Before the fear, before the box, there were only two brothers and the green stretch of the valley. In that

quiet fold of the world where sheep wandered hills and the wind knew every name, Jack ran barefoot,

always one step behind his elder brother, Thomas. They were not rich. Their home was stone and wood, and

their boots wore thin before they were outgrown. But to Jack, the world was wide and worthy, and as long

as Thomas laughed, nothing else mattered.

Jack was a small boy, delicate in build and dreamy by nature. Thomas, older by five years, was sturdy and

loud—an expert at climbing trees and baiting worms, always with a grin that made the world feel safer. The

villagers often smiled as they passed the pair tumbling through fields, one with a shepherd's crook far too

long for him, the other with sticks he claimed were swords.

Their mother hung linen along the hedgerows, humming lullabies with lyrics half-forgotten.
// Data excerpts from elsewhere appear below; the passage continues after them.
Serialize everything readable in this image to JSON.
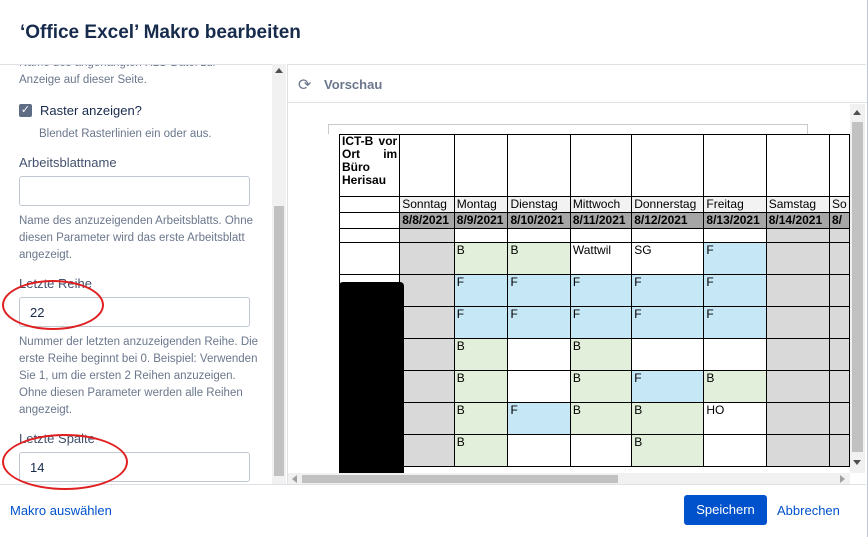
{
  "dialog": {
    "title": "‘Office Excel’ Makro bearbeiten"
  },
  "sidebar": {
    "top_help": "Name des angehängten XLS-Datei zur Anzeige auf dieser Seite.",
    "raster": {
      "label": "Raster anzeigen?",
      "checked": true,
      "help": "Blendet Rasterlinien ein oder aus."
    },
    "sheetname": {
      "label": "Arbeitsblattname",
      "value": "",
      "help": "Name des anzuzeigenden Arbeitsblatts. Ohne diesen Parameter wird das erste Arbeitsblatt angezeigt."
    },
    "last_row": {
      "label": "Letzte Reihe",
      "value": "22",
      "help": "Nummer der letzten anzuzeigenden Reihe. Die erste Reihe beginnt bei 0. Beispiel: Verwenden Sie 1, um die ersten 2 Reihen anzuzeigen. Ohne diesen Parameter werden alle Reihen angezeigt."
    },
    "last_col": {
      "label": "Letzte Spalte",
      "value": "14"
    }
  },
  "preview": {
    "title": "Vorschau",
    "sheet": {
      "title_cell": "ICT-B vor Ort im Büro Herisau",
      "days": [
        "Sonntag",
        "Montag",
        "Dienstag",
        "Mittwoch",
        "Donnerstag",
        "Freitag",
        "Samstag",
        "So"
      ],
      "dates": [
        "8/8/2021",
        "8/9/2021",
        "8/10/2021",
        "8/11/2021",
        "8/12/2021",
        "8/13/2021",
        "8/14/2021",
        "8/"
      ],
      "rows": [
        [
          "",
          "B",
          "B",
          "Wattwil",
          "SG",
          "F",
          "",
          ""
        ],
        [
          "",
          "F",
          "F",
          "F",
          "F",
          "F",
          "",
          ""
        ],
        [
          "",
          "F",
          "F",
          "F",
          "F",
          "F",
          "",
          ""
        ],
        [
          "",
          "B",
          "",
          "B",
          "",
          "",
          "",
          ""
        ],
        [
          "",
          "B",
          "",
          "B",
          "F",
          "B",
          "",
          ""
        ],
        [
          "",
          "B",
          "F",
          "B",
          "B",
          "HO",
          "",
          ""
        ],
        [
          "",
          "B",
          "",
          "",
          "B",
          "",
          "",
          ""
        ]
      ]
    }
  },
  "footer": {
    "select_macro": "Makro auswählen",
    "save": "Speichern",
    "cancel": "Abbrechen"
  },
  "colors": {
    "accent": "#0052cc",
    "annotation": "#e02020",
    "cell_green": "#e2efda",
    "cell_blue": "#c6e7f5",
    "cell_gray": "#d9d9d9"
  }
}
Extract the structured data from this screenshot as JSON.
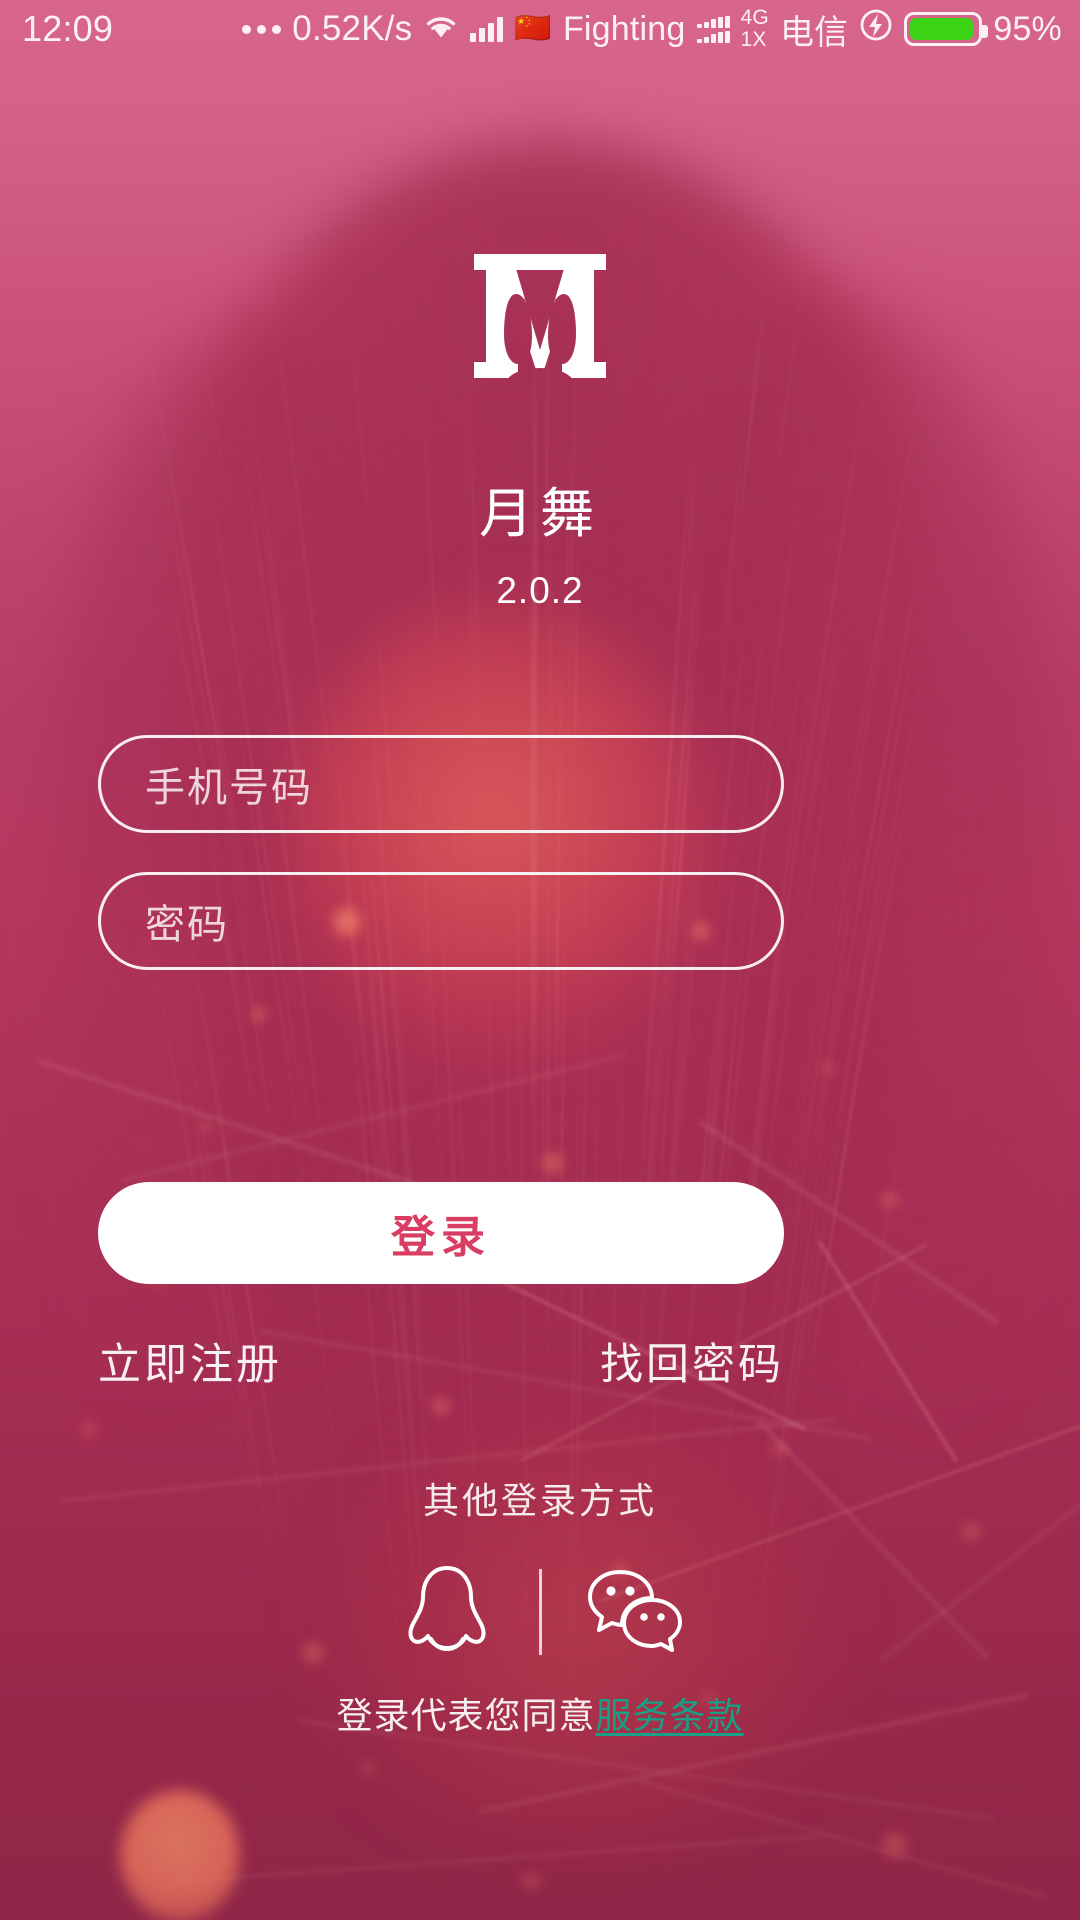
{
  "status_bar": {
    "clock": "12:09",
    "dots_icon": "more-dots-icon",
    "network_speed": "0.52K/s",
    "wifi_icon": "wifi-icon",
    "signal_icon": "signal-bars-icon",
    "flag_icon": "china-flag-icon",
    "sim_label": "Fighting",
    "dual_signal_icon": "dual-signal-bars-icon",
    "network_type_primary": "4G",
    "network_type_secondary": "1X",
    "carrier": "电信",
    "charging_icon": "charging-bolt-icon",
    "battery_icon": "battery-icon",
    "battery_percent": "95%",
    "battery_level": 95,
    "battery_color": "#3cd317",
    "text_color": "#fdf0f4"
  },
  "brand": {
    "logo_icon": "app-logo-m-icon",
    "app_name": "月舞",
    "version": "2.0.2"
  },
  "form": {
    "phone": {
      "placeholder": "手机号码",
      "value": ""
    },
    "password": {
      "placeholder": "密码",
      "value": ""
    },
    "login_button": "登录"
  },
  "links": {
    "register": "立即注册",
    "forgot_password": "找回密码"
  },
  "social": {
    "label": "其他登录方式",
    "qq_icon": "qq-penguin-icon",
    "wechat_icon": "wechat-bubbles-icon"
  },
  "terms": {
    "prefix": "登录代表您同意",
    "link": "服务条款",
    "link_color": "#17a085"
  },
  "theme": {
    "background_top": "#d96a90",
    "background_bottom": "#92284a",
    "accent": "#d93d63",
    "button_background": "#ffffff",
    "field_border": "rgba(255,255,255,0.92)"
  }
}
Jack would dart

beneath the waving cloth, pretending to be a ghost or a knight, while their mother feigned fright. Their

father, though a quiet and serious man, would glance over from shearing sheep and, just for a second,

allow a corner of his mouth to twitch upward. Thomas helped with the shearing when he wasn't teaching

Jack how to catch frogs or whistle through grass.
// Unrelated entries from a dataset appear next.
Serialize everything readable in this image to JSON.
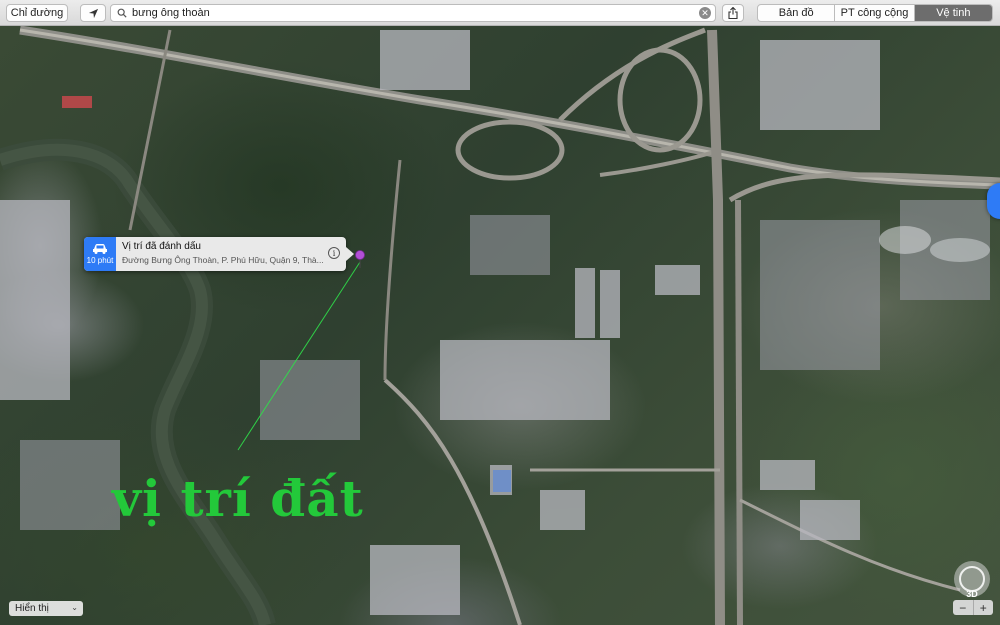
{
  "toolbar": {
    "directions_label": "Chỉ đường",
    "search_value": "bưng ông thoàn",
    "map_modes": [
      {
        "label": "Bản đồ",
        "active": false
      },
      {
        "label": "PT công cộng",
        "active": false
      },
      {
        "label": "Vệ tinh",
        "active": true
      }
    ]
  },
  "callout": {
    "eta": "10 phút",
    "title": "Vị trí đã đánh dấu",
    "address": "Đường Bưng Ông Thoàn, P. Phú Hữu, Quận 9, Thà...",
    "info_icon": "info-icon"
  },
  "annotation": {
    "text": "vị trí đất",
    "color": "#23c93a"
  },
  "controls": {
    "display_label": "Hiển thị",
    "mode_3d_label": "3D",
    "zoom_out_label": "−",
    "zoom_in_label": "+"
  },
  "colors": {
    "accent": "#2e7bf6",
    "pin": "#b24fd6",
    "active_segment": "#6d6d6d"
  }
}
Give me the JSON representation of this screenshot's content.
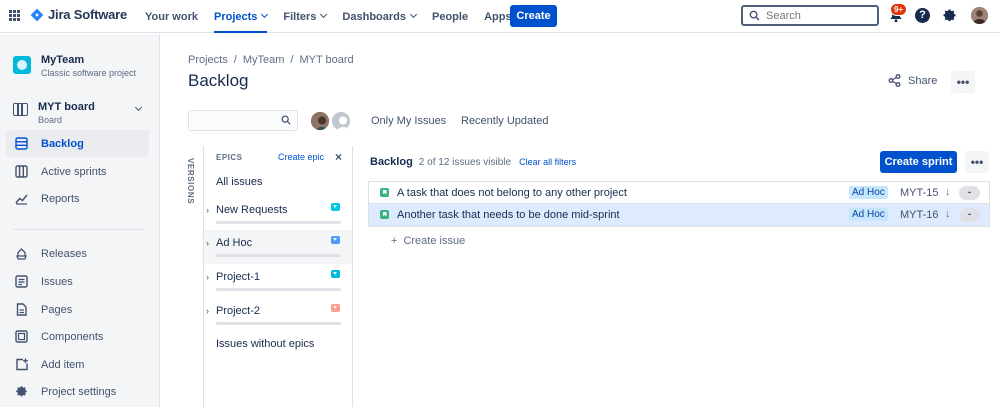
{
  "topnav": {
    "product_name": "Jira Software",
    "items": [
      {
        "label": "Your work",
        "active": false,
        "has_dropdown": false
      },
      {
        "label": "Projects",
        "active": true,
        "has_dropdown": true
      },
      {
        "label": "Filters",
        "active": false,
        "has_dropdown": true
      },
      {
        "label": "Dashboards",
        "active": false,
        "has_dropdown": true
      },
      {
        "label": "People",
        "active": false,
        "has_dropdown": false
      },
      {
        "label": "Apps",
        "active": false,
        "has_dropdown": true
      }
    ],
    "create_label": "Create",
    "search_placeholder": "Search",
    "notification_badge": "9+",
    "help_glyph": "?",
    "icons": [
      "app-switcher-icon",
      "jira-logo-icon",
      "search-icon",
      "notifications-icon",
      "help-icon",
      "settings-icon",
      "profile-avatar"
    ]
  },
  "sidebar": {
    "project_name": "MyTeam",
    "project_type": "Classic software project",
    "board_name": "MYT board",
    "board_sub": "Board",
    "items": [
      {
        "label": "Backlog",
        "icon": "backlog-icon",
        "active": true
      },
      {
        "label": "Active sprints",
        "icon": "board-icon",
        "active": false
      },
      {
        "label": "Reports",
        "icon": "reports-icon",
        "active": false
      },
      {
        "label": "Releases",
        "icon": "releases-icon",
        "active": false
      },
      {
        "label": "Issues",
        "icon": "issues-icon",
        "active": false
      },
      {
        "label": "Pages",
        "icon": "pages-icon",
        "active": false
      },
      {
        "label": "Components",
        "icon": "components-icon",
        "active": false
      },
      {
        "label": "Add item",
        "icon": "add-item-icon",
        "active": false
      },
      {
        "label": "Project settings",
        "icon": "settings-icon",
        "active": false
      }
    ]
  },
  "main": {
    "breadcrumb": [
      "Projects",
      "MyTeam",
      "MYT board"
    ],
    "breadcrumb_sep": "/",
    "title": "Backlog",
    "share_label": "Share",
    "more_glyph": "•••",
    "filters": [
      "Only My Issues",
      "Recently Updated"
    ]
  },
  "epics": {
    "versions_label": "VERSIONS",
    "header": "EPICS",
    "create_label": "Create epic",
    "close_glyph": "×",
    "all_issues": "All issues",
    "items": [
      {
        "name": "New Requests",
        "color": "#00c7e6"
      },
      {
        "name": "Ad Hoc",
        "color": "#4c9aff"
      },
      {
        "name": "Project-1",
        "color": "#00b8d9"
      },
      {
        "name": "Project-2",
        "color": "#f99d8f"
      }
    ],
    "without_epics": "Issues without epics"
  },
  "backlog": {
    "title": "Backlog",
    "count_text": "2 of 12 issues visible",
    "clear_filters": "Clear all filters",
    "create_sprint": "Create sprint",
    "issues": [
      {
        "summary": "A task that does not belong to any other project",
        "epic": "Ad Hoc",
        "key": "MYT-15",
        "priority_glyph": "↓",
        "estimate": "-",
        "selected": false
      },
      {
        "summary": "Another task that needs to be done mid-sprint",
        "epic": "Ad Hoc",
        "key": "MYT-16",
        "priority_glyph": "↓",
        "estimate": "-",
        "selected": true
      }
    ],
    "create_issue_plus": "+",
    "create_issue": "Create issue"
  },
  "colors": {
    "brand": "#0052cc",
    "sidebar_bg": "#f4f5f7",
    "story_green": "#36b37e",
    "selected_row": "#deebff",
    "epic_label_bg": "#c5e6fb",
    "badge_red": "#de350b"
  }
}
But even then, there were glimpses of strangeness.

On warm afternoons when Thomas was busy or called away, Jack would wander to the edge of the woods.
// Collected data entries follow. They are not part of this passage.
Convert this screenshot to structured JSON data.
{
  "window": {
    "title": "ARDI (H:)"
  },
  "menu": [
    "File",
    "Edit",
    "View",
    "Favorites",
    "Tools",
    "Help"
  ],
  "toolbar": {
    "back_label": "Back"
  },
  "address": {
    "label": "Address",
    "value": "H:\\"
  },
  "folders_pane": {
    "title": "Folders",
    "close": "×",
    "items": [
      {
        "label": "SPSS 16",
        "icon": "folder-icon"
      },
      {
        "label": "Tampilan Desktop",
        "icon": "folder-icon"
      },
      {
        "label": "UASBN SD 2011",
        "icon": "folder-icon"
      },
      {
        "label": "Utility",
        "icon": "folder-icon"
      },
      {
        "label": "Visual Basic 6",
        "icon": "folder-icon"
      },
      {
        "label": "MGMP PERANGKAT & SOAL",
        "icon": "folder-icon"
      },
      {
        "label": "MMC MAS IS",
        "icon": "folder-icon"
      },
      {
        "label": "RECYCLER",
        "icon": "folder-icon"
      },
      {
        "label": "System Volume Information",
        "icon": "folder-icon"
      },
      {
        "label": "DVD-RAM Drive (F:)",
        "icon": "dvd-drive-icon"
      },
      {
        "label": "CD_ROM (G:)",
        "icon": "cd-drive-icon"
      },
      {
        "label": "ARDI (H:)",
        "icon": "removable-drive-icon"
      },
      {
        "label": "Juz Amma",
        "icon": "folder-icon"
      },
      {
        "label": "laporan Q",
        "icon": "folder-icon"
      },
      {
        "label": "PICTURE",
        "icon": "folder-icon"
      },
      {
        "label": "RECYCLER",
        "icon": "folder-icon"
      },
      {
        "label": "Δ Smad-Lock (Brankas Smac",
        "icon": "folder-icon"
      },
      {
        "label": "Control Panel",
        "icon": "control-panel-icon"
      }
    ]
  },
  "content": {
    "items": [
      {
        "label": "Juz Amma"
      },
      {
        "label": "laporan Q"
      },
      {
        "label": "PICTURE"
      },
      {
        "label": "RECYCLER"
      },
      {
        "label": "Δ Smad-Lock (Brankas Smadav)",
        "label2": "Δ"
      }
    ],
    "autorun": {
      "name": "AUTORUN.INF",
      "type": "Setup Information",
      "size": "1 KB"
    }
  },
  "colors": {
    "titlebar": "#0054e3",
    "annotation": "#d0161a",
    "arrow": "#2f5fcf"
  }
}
He liked the trees, how they whispered things only he seemed to hear. Once, just before something funny

happened—a sheep tumbling backward off a slope, startling the flock—Jack thought he saw a girl standing

between two trees. She was pale, barefoot, and smiling, her black hair drifting as though underwater. When

Jack turned to point her out, she was gone. Moments later, Thomas called him to come see the clumsy

sheep. Jack laughed too hard, breathless and wide-eyed.

He would see her again.

Days blended into seasons. Jack's fondest memory was a morning when the sky was cloudless, and Thomas

had built them a little fort from hay bales. They declared themselves kings of the field and spent hours

defending their throne from invading crows and imaginary knights. That evening, as the sun dipped below

the hills and painted the world in gold and violet, Thomas sat beside Jack and said, "I think when we grow

up, we should build a house right on that hill. You and me. That way, we'll always see the sheep coming."

Jack nodded. He believed it. With the sincerity only a child could carry, he looked up and whispered,

"Promise?"

Thomas grinned. "Promise."

But promises, like sunlight, don't always last.

It was an accident. That's what everyone said. No one blamed Jack. Not aloud.